Netflix sapeva già che avrei guardato The Social Dilemma

Il 2020 è stato un anno segnato da diverse controversie. Sul podio quelle intorno alla pandemia globale ancora in atto che hanno generato un dilagante scetticismo: dalle mascherine ai sintomi, dagli asintomatici alle discoteche aperte, tutto è stato criticabile e criticato. Last but not least, la polemica sull’app Immuni utilizzata come strumento di monitoraggio e contenimento dell’epidemia. Molti italiani non hanno scaricato Immuni e non ne hanno intenzione. L’app, sebbene consigliata dalle istituzioni con la garanzia del totale rispetto dei dati sensibili, sta vivendo lo scotto dell’era digitalizzata, in cui la tecnologia è contemporaneamente la nostra copertina di Linus sia il mostro in agguato sotto il letto.

La paura dei possibili utenti in merito a Immuni riguarda la raccolta e l’utilizzo dei loro dati personali, cosa che crea un bizzarro paradosso considerando che 1 italiano su 2 ha in attivo un profilo Facebook, Whatsapp, Linkedin e così via. I social network sono diventati, al contrario, parte integrante della vita comune e si portano dietro il susseguirsi di limiti, conseguenze e svantaggi di cui però la maggioranza degli utenti non si fa scrupolo. Il documentario lanciato su Netflix lo scorso settembre The Social Dilemma, diretto da Jeff Orlowski, prova a denunciare le delicate implicazione etico-sociali dell’utilizzo dei social nella vita delle persone come mezzo di comunicazione e d’informazione.

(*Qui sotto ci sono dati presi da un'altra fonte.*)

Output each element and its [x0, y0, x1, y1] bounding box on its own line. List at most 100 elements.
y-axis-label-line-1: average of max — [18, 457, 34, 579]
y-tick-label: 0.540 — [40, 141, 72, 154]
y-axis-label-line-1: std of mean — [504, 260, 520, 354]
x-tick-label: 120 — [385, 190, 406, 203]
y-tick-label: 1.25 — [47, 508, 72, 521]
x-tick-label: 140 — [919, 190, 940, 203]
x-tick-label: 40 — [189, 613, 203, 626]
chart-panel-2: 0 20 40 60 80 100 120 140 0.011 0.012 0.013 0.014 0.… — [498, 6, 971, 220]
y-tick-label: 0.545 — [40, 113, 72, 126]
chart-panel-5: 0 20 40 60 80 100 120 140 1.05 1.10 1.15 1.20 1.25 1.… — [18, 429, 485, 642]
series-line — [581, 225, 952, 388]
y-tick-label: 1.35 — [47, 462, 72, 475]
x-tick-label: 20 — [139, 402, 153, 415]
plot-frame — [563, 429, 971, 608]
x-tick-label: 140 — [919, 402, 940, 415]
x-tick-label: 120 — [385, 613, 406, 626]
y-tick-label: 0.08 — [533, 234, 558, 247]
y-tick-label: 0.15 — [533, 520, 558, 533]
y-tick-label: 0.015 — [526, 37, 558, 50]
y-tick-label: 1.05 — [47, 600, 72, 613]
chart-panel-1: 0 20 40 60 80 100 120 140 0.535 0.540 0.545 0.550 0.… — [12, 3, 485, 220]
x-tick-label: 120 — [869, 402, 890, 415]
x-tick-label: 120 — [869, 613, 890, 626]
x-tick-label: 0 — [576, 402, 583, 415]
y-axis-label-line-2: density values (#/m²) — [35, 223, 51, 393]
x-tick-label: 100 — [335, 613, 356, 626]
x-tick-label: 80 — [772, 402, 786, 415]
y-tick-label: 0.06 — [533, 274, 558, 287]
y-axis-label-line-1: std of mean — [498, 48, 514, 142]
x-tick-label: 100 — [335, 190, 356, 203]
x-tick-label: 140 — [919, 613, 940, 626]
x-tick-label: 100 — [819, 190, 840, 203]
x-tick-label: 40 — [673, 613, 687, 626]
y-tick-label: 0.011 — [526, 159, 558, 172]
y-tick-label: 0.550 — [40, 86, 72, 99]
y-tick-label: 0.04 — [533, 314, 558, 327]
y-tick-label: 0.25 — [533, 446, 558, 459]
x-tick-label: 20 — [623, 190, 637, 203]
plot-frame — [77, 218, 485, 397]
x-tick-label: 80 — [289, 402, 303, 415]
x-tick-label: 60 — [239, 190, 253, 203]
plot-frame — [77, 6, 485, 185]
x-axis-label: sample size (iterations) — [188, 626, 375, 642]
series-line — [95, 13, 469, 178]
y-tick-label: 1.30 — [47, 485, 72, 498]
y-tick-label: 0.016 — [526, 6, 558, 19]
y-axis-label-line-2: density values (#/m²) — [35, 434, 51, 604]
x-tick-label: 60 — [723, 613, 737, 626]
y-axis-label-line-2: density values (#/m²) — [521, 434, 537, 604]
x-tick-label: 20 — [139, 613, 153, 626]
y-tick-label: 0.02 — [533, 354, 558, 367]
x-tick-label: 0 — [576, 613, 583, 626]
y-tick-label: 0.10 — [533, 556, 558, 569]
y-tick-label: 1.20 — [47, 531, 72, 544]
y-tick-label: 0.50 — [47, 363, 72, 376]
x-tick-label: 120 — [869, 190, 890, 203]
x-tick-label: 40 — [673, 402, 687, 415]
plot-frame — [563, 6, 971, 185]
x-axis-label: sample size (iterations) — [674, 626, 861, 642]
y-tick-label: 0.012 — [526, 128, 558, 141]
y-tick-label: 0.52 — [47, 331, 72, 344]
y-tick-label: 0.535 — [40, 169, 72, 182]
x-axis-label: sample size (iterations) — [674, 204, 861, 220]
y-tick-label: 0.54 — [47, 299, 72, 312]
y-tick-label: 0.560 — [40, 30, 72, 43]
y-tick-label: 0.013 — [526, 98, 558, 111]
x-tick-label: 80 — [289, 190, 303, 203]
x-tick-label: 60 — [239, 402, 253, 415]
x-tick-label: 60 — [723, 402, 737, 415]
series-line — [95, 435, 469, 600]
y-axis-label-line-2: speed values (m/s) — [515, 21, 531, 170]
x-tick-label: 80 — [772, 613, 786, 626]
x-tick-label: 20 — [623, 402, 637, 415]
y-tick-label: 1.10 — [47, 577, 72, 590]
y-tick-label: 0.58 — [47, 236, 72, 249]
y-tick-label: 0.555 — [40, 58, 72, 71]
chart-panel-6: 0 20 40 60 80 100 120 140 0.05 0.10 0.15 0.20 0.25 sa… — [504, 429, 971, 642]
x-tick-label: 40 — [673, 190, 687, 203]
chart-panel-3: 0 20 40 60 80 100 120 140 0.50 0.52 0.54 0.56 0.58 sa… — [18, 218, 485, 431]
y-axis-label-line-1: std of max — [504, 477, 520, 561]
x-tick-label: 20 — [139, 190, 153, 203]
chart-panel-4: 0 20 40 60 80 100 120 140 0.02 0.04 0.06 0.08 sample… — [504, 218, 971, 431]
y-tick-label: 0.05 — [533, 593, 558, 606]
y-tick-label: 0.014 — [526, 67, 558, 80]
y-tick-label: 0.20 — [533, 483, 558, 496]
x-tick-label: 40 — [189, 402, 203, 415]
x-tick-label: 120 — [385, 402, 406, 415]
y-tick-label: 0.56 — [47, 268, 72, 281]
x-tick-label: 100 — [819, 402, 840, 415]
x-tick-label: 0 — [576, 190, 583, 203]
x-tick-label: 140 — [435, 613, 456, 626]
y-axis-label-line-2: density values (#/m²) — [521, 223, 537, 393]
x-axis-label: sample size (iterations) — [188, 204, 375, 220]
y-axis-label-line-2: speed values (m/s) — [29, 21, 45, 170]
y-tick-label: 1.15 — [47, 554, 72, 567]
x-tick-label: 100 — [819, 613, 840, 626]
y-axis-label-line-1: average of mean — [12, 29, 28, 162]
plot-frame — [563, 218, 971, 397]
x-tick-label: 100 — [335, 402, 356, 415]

Il documentario si sviluppa secondo un doppio filone: da una parte vediamo le testimonianze e interviste di professionisti del settore, come Tristan Harris ex-Google e ora presidente del Center for Human Technology, e dall’altra la rappresentazione dell’impatto dei social su una famiglia media americana con figli adolescenti. Il mondo che ci viene mostrato è completamente sotto il controllo delle multinazionali della tecnologia, che agiscono secondo una linea di principio in cui se non paghi per un prodotto, il prodotto sei tu. I social vengono programmati con lo scopo di tenere incollati gli utenti allo schermo per il maggior tempo possibile, generando dei contenuti ad hoc in base a ogni profilo e ricavando profitti dalle pubblicità. I dati e le informazioni di cui lasciamo traccia durante la navigazione online vengono utilizzati con lo scopo di definire quel dato profilo e manipolarlo verso determinati contenuti. È come stare dentro una slot-machine in cui sai già che guarderai il prossimo video, aprirai il prossimo link perché delineato, scelto apposta per te e nel frattempo gli introiti aumentano.

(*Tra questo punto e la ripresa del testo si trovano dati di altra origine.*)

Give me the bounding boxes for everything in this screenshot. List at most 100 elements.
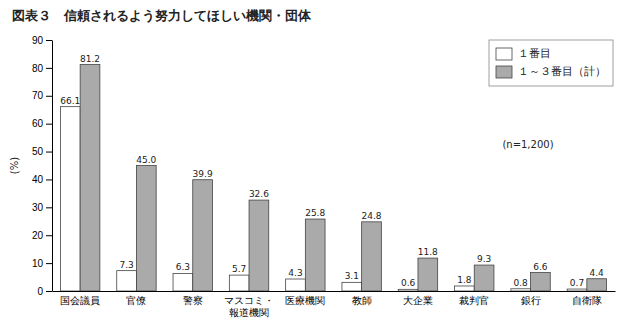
legend-item: １～３番目（計）	[496, 65, 606, 78]
y-tick: 80	[32, 63, 52, 74]
y-axis-line	[52, 41, 53, 292]
data-labels: 66.17.36.35.74.33.10.61.80.80.781.245.03…	[60, 54, 604, 289]
y-tick: 40	[32, 174, 52, 185]
y-tick-label: 60	[32, 118, 44, 129]
y-tick-mark	[46, 152, 52, 153]
x-tick-label-line: 自衛隊	[572, 295, 602, 306]
y-tick-label: 30	[32, 202, 44, 213]
bar	[117, 271, 137, 291]
y-tick-label: 90	[32, 35, 44, 46]
y-tick-mark	[46, 179, 52, 180]
bar	[531, 273, 551, 291]
data-label: 6.3	[176, 262, 190, 272]
data-label: 6.6	[533, 262, 548, 272]
data-label: 32.6	[249, 189, 269, 199]
bar	[136, 166, 156, 292]
x-tick: 自衛隊	[572, 295, 602, 306]
y-tick-mark	[46, 207, 52, 208]
bar	[80, 65, 100, 291]
data-label: 81.2	[80, 54, 100, 64]
x-tick-label-line: 大企業	[403, 295, 433, 306]
y-tick-mark	[46, 263, 52, 264]
y-tick-label: 20	[32, 230, 44, 241]
y-tick-mark	[46, 291, 52, 292]
x-tick-label: 大企業	[403, 295, 433, 306]
y-tick: 60	[32, 118, 52, 129]
y-tick: 90	[32, 35, 52, 46]
bar	[305, 219, 325, 291]
x-tick-label: 裁判官	[459, 295, 489, 306]
data-label: 5.7	[232, 264, 246, 274]
data-label: 1.8	[457, 275, 472, 285]
x-tick-label: 官僚	[126, 295, 146, 306]
bar	[418, 258, 438, 291]
x-tick: 医療機関	[285, 295, 325, 306]
legend-item: １番目	[496, 47, 551, 60]
data-label: 66.1	[60, 96, 80, 106]
y-tick-label: 80	[32, 63, 44, 74]
bar	[60, 107, 80, 291]
legend-label: １番目	[518, 47, 551, 60]
y-axis-title: (%)	[9, 157, 20, 174]
x-tick-label-line: 銀行	[521, 295, 541, 306]
y-tick-mark	[46, 68, 52, 69]
chart-container: 図表３ 信頼されるよう努力してほしい機関・団体66.17.36.35.74.33…	[0, 0, 627, 329]
y-tick: 0	[37, 286, 52, 297]
x-tick-label: 国会議員	[60, 295, 100, 306]
title: 図表３ 信頼されるよう努力してほしい機関・団体	[12, 8, 312, 23]
y-tick: 20	[32, 230, 52, 241]
bar	[362, 222, 382, 291]
data-label: 7.3	[119, 260, 133, 270]
y-tick-mark	[46, 40, 52, 41]
x-axis: 国会議員 官僚 警察 マスコミ・報道機関医療機関 教師 大企業 裁判官 銀行 自衛隊	[53, 292, 616, 318]
x-tick-label-line: 教師	[352, 295, 372, 306]
x-tick-label-line: 官僚	[126, 295, 146, 306]
x-tick-label: マスコミ・報道機関	[224, 295, 274, 318]
x-tick: 警察	[183, 295, 203, 306]
bar	[398, 289, 418, 291]
legend: １番目 １～３番目（計）	[489, 40, 613, 86]
x-tick: 官僚	[126, 295, 146, 306]
bar	[567, 289, 587, 291]
y-tick-label: 10	[32, 258, 44, 269]
legend-swatch	[496, 66, 512, 78]
bar	[173, 273, 193, 291]
legend-frame	[489, 40, 613, 86]
y-tick-label: 40	[32, 174, 44, 185]
x-tick-label: 銀行	[521, 295, 541, 306]
data-label: 0.7	[570, 278, 584, 288]
x-tick-label: 教師	[352, 295, 372, 306]
y-tick-mark	[46, 96, 52, 97]
x-tick: 銀行	[521, 295, 541, 306]
data-label: 4.4	[590, 268, 605, 278]
bar	[455, 286, 475, 291]
y-tick-label: 50	[32, 146, 44, 157]
data-label: 3.1	[345, 271, 359, 281]
x-tick-label-line: 警察	[183, 295, 203, 306]
bar	[193, 180, 213, 291]
series-bars	[60, 107, 586, 291]
data-label: 0.8	[514, 278, 529, 288]
y-tick: 50	[32, 146, 52, 157]
data-label: 11.8	[418, 247, 438, 257]
x-tick-label: 警察	[183, 295, 203, 306]
bars	[60, 65, 606, 291]
bar	[249, 200, 269, 291]
x-tick-label-line: 裁判官	[459, 295, 489, 306]
x-tick: 大企業	[403, 295, 433, 306]
chart-svg: 図表３ 信頼されるよう努力してほしい機関・団体66.17.36.35.74.33…	[0, 0, 627, 329]
x-tick: マスコミ・報道機関	[224, 295, 274, 318]
y-tick: 30	[32, 202, 52, 213]
y-axis: 0 10 20 30 40 50 60 70 80 90	[32, 35, 53, 297]
plot: 66.17.36.35.74.33.10.61.80.80.781.245.03…	[9, 35, 616, 318]
x-tick: 裁判官	[459, 295, 489, 306]
y-tick: 70	[32, 90, 52, 101]
x-tick-label: 医療機関	[285, 295, 325, 306]
x-tick-label-line: 医療機関	[285, 295, 325, 306]
legend-label: １～３番目（計）	[518, 65, 606, 78]
bar	[511, 289, 531, 291]
y-tick: 10	[32, 258, 52, 269]
x-axis-line	[53, 291, 616, 292]
data-label: 9.3	[477, 254, 491, 264]
annotation: (n=1,200)	[502, 139, 553, 150]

La manipolazione a cui siamo sottoposti ha radici profonde e trova terreno fertile in tutti i campi del sociale. I fenomeni complessi che aiutano a costruire l’opinione pubblica trovano nei social un’arma a doppio taglio: una maggiore quantità di informazioni disponibili non necessariamente significa una maggiore qualità ed è più facile dirottare gli utenti verso gli interessi di chi sta dietro agli algoritmi. Questo genere di meccanismo assume una portata maggiore di complicazioni nel momento in cui i social vengono utilizzati anche come mezzo d’informazione o di propaganda: abbiamo visto tutti il genere di caos che una fake news può generare in momenti delicati come una pandemia globale o durante un attacco terroristico. Inconsapevolmente – chi più, chi meno in base al proprio background culturale – agiamo secondo quello che gli algoritmi ci indicano. Anche nella sfera della vita privata, i social hanno creato degli standard di vita irraggiungibili. Stili di vita, di bellezza talmente irrealistici che hanno generato l’aumento di depressione, ansia e autolesionismo soprattutto nei più giovani.

La verità è che, seppur il documentario sia un progetto ambizioso e doveroso, lascia più domande che risposte. La denuncia ad un uso più consapevole e controllato delle piattaforme social rimane a livello superficiale perché non fornisce nessuna soluzione efficace. Inoltre, comodo per la piattaforma Netflix pubblicare un documentario che ha come soggetto esclusivamente i social media. Eppure, Netflix si nutre degli stessi algoritmi che prevedono i gusti e le abitudini degli utenti per proporre nuovi titoli. La morale della favola è che Netflix sapeva già che avrei guardato The Social Dilemma e quale indice di gradimento avrebbe avuto. Ovviare l’algoritmo non si può e cancellare i propri profili non è neanche la soluzione giusta, dal momento che la tecnologia dovrebbe essere uno strumento in più. The Social Dilemma è utile, ma problematico per almeno dieci ragioni ma prima fra tutte è la totale negligenza verso una necessaria educazione a un utilizzo etico della tecnologia.